Another pair of options are the Mercedes S-Class coupé and cabriolet, which don’t quite have the Bentley’s gravitas, but are extremely impressive all the same.
What to look for
The panoramic glass roof is worth having, because it really opens up the Continental GT’s cabin. It cost £3,150 as an option.
The optional carbon-ceramic brakes keep their bite much better than the standard-fit items, but replacement costs for these are high.
Cylinder deactivation lets the W12 run on six cylinders; the V8 is barely any more frugal. Neither returns much more than 20mpg.
A must-have option is the three-sided rotating display in the centre of the dashboard, featuring a touchscreen, a slab of veneer and analogue gauges.
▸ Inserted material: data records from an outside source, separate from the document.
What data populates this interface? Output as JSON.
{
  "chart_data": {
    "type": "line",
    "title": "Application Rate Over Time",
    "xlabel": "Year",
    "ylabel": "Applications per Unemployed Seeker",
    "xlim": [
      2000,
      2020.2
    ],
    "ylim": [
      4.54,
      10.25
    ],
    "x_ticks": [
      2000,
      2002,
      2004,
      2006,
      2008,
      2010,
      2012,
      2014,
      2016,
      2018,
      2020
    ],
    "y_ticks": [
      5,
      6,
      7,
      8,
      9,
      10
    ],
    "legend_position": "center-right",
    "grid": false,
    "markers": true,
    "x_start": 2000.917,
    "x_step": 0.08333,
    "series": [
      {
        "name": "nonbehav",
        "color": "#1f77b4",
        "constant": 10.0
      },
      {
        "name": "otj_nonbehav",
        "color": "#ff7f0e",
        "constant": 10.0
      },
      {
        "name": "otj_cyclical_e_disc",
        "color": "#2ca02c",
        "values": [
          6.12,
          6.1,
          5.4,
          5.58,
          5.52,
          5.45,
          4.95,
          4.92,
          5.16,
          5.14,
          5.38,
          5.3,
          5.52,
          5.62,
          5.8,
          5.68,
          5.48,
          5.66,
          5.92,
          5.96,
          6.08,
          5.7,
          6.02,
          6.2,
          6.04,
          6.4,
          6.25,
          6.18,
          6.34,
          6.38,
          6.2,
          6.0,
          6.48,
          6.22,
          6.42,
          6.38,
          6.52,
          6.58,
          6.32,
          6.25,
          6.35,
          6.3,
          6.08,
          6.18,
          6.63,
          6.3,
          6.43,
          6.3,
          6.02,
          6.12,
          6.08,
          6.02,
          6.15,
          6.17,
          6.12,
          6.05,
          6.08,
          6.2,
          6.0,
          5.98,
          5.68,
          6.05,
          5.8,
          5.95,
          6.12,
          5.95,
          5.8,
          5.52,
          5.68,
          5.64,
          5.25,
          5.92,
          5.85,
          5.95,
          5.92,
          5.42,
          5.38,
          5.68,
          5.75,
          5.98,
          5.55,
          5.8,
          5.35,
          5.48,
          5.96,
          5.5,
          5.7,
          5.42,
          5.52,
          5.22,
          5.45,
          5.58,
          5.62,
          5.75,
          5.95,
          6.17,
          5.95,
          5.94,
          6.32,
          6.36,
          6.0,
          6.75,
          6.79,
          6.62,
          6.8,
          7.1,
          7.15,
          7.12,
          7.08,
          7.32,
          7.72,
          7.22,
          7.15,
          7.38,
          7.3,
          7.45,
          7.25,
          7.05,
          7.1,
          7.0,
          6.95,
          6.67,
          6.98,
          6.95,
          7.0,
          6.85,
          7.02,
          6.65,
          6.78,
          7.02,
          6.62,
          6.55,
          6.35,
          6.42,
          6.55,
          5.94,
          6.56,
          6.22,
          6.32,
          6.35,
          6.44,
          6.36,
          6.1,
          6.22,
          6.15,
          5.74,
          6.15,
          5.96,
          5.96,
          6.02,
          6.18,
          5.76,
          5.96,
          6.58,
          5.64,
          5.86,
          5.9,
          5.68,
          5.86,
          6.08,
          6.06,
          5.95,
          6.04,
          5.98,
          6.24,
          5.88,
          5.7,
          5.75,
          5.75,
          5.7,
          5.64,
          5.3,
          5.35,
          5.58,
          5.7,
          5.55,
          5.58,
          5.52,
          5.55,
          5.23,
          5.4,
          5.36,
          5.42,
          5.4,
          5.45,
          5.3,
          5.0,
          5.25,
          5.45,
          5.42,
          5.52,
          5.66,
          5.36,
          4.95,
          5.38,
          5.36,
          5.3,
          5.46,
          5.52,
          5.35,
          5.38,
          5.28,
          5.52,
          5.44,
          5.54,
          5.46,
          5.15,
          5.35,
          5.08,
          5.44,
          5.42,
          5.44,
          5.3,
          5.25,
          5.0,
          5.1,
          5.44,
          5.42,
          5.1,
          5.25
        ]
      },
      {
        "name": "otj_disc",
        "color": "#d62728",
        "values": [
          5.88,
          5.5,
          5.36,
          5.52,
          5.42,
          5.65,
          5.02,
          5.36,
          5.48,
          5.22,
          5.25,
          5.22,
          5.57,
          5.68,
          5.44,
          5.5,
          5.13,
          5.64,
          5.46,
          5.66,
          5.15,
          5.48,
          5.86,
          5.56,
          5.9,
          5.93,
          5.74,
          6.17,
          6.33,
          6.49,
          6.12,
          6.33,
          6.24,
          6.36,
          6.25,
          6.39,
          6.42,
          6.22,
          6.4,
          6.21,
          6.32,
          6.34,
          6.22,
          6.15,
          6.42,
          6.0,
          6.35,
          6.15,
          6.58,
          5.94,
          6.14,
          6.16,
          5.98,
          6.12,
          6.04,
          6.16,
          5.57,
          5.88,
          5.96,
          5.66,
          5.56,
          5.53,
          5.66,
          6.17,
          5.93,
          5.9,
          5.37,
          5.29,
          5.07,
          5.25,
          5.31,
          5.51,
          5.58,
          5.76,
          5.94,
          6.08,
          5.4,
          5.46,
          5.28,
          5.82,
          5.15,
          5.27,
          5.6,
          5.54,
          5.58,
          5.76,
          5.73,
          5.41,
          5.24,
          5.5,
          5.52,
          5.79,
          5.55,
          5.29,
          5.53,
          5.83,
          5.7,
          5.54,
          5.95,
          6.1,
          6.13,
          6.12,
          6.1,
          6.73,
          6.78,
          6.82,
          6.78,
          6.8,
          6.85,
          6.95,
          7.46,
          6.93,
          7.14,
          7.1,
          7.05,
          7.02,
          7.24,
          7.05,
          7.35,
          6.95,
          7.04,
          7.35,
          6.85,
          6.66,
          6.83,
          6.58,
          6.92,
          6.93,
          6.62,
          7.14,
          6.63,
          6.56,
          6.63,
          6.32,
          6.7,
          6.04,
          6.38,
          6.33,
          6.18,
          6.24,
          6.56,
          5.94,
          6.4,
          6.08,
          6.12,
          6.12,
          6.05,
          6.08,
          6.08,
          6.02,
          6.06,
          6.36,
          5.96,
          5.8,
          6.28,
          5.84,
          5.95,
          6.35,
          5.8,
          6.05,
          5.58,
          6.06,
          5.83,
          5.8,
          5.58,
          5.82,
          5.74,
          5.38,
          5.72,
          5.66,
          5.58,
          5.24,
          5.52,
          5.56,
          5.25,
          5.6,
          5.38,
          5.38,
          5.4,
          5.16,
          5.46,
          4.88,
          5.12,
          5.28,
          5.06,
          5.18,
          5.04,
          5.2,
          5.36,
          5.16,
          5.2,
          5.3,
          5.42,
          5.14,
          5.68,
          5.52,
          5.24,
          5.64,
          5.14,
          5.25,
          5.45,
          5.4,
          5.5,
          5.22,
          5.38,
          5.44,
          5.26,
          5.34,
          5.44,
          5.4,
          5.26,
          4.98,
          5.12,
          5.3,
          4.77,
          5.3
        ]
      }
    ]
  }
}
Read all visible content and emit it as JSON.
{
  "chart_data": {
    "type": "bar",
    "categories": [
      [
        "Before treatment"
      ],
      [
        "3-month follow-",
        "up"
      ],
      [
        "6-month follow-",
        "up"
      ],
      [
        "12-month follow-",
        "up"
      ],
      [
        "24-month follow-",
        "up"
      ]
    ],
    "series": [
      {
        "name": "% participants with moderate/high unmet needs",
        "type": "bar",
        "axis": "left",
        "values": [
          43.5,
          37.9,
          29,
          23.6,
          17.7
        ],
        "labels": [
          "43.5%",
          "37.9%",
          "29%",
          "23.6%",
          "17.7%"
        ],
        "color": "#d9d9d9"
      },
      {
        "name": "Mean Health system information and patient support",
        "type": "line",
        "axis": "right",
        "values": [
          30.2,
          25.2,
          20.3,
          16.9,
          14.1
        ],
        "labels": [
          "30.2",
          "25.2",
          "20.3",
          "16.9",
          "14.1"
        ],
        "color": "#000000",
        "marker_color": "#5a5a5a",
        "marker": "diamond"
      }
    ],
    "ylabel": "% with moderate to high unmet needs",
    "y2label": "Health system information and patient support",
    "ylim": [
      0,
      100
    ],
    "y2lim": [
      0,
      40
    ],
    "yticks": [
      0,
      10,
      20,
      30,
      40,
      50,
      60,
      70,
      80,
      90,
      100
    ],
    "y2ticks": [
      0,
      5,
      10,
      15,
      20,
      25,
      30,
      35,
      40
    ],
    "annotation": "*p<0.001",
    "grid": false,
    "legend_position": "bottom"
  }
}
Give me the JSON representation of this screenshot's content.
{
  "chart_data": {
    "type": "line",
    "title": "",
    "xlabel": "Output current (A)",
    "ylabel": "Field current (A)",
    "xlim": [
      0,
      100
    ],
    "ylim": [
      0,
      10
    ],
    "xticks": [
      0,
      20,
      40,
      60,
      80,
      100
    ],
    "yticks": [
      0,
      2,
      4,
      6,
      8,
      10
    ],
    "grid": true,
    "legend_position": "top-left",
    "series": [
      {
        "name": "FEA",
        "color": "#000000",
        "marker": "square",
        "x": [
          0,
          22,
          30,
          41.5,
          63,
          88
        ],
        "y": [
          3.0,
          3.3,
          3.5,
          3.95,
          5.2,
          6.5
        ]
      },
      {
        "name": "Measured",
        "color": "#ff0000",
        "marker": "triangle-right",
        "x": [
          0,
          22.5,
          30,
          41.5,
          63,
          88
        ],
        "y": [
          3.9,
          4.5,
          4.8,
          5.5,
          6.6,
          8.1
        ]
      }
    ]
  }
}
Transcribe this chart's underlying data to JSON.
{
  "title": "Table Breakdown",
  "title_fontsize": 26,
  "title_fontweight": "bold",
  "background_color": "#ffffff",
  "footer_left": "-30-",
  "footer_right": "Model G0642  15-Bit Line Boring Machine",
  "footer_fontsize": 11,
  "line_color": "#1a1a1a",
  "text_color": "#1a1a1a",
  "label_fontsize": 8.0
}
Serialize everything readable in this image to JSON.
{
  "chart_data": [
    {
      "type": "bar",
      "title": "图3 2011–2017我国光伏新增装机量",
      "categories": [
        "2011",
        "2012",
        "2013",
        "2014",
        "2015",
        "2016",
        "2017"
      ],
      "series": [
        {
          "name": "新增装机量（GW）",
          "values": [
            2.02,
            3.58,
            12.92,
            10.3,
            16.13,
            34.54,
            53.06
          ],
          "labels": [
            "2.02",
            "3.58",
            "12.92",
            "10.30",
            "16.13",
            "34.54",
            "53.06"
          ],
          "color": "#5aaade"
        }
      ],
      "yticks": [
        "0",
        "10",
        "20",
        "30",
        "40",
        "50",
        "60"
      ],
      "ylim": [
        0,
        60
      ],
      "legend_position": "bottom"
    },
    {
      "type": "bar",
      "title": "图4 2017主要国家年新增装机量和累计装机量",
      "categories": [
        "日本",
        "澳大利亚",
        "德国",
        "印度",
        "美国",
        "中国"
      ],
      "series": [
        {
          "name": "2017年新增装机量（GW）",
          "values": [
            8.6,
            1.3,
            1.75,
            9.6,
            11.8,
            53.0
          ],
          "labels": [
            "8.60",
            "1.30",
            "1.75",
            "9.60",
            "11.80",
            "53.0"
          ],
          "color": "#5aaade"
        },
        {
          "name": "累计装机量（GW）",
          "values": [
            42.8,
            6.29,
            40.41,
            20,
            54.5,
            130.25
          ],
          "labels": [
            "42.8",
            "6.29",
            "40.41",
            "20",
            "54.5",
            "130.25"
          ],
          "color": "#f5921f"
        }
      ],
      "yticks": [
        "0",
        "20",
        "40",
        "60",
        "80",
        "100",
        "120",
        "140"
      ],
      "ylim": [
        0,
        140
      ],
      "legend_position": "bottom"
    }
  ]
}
We don’t have any Driver Power data for the Continental Mk3, and no Bentley owners have reported faults directly to us. However, there are reports online of issues relating to the car’s suspension, brakes, and electrics.
As you’d expect, the GT’s cabin is something truly special, with only premium materials everywhere: leather, wood, carbon fibre and polished, brushed or turned aluminium. The switchgear is unique to the model and it’s well laid out so that you can find everything. With lots of buttons, you don’t have to control everything via the touchscreen.
The front seats are supremely comfortable on even the longest journey, but the back seats are best suited to children or small adults, thanks to a shortage of head and legroom. It’s not as though the boot is large to compensate; at 358 litres, it’s smaller than the average small family hatchback’s.
Bentley has recalled the Continental GT five times. The first was in January 2019 because of power steering glitches; the fix was a software update. Two campaigns in July 2019 covered faulty software that needed updating and a power steering wiring harness that could short circuit. A new loom was needed to rectify this.
The fourth recall came in June 2020, because a couple of cars made in January of that year were fitted with a poorly secured sunroof. The most recent action was issued in January 2021 because 393 Continental GT convertibles were fitted with a roof that could be activated if the person holding the key was standing beyond the maximum six metres allowed. A software update was all that was needed for the cars, which were all built between August 2019 and July 2020.
The Continental GT needs servicing every 12 months or after 10,000 miles, with the first three check-ups costing £975, £1,295 and £1,695. Once a car reaches its fourth birthday it’s eligible for discounted maintenance, with services alternating between minor and major, priced at £799 and £1,199. Independent specialists can trim these costs, but thanks to high parts prices, you can never expect a Continental to be cheap to run.
The brake fluid needs changing every two years and this costs £195 to do on its own, while fresh coolant every five years will set you back £215. There are no cambelts to replace, because both the V8 and W12 engines are chain-driven.
Driver Power owner satisfaction
As a niche seller, the Bentley Continental GT doesn’t appear in our new or used Driver Power surveys; and the company as a whole doesn’t appear in our brands section. There aren’t even any reader reviews on CarBuyer.co.uk to give an insight into the ownership experience, but whether or not the type of person who buys a new Bentley has the time or inclination to fill out ownership surveys is a moot point.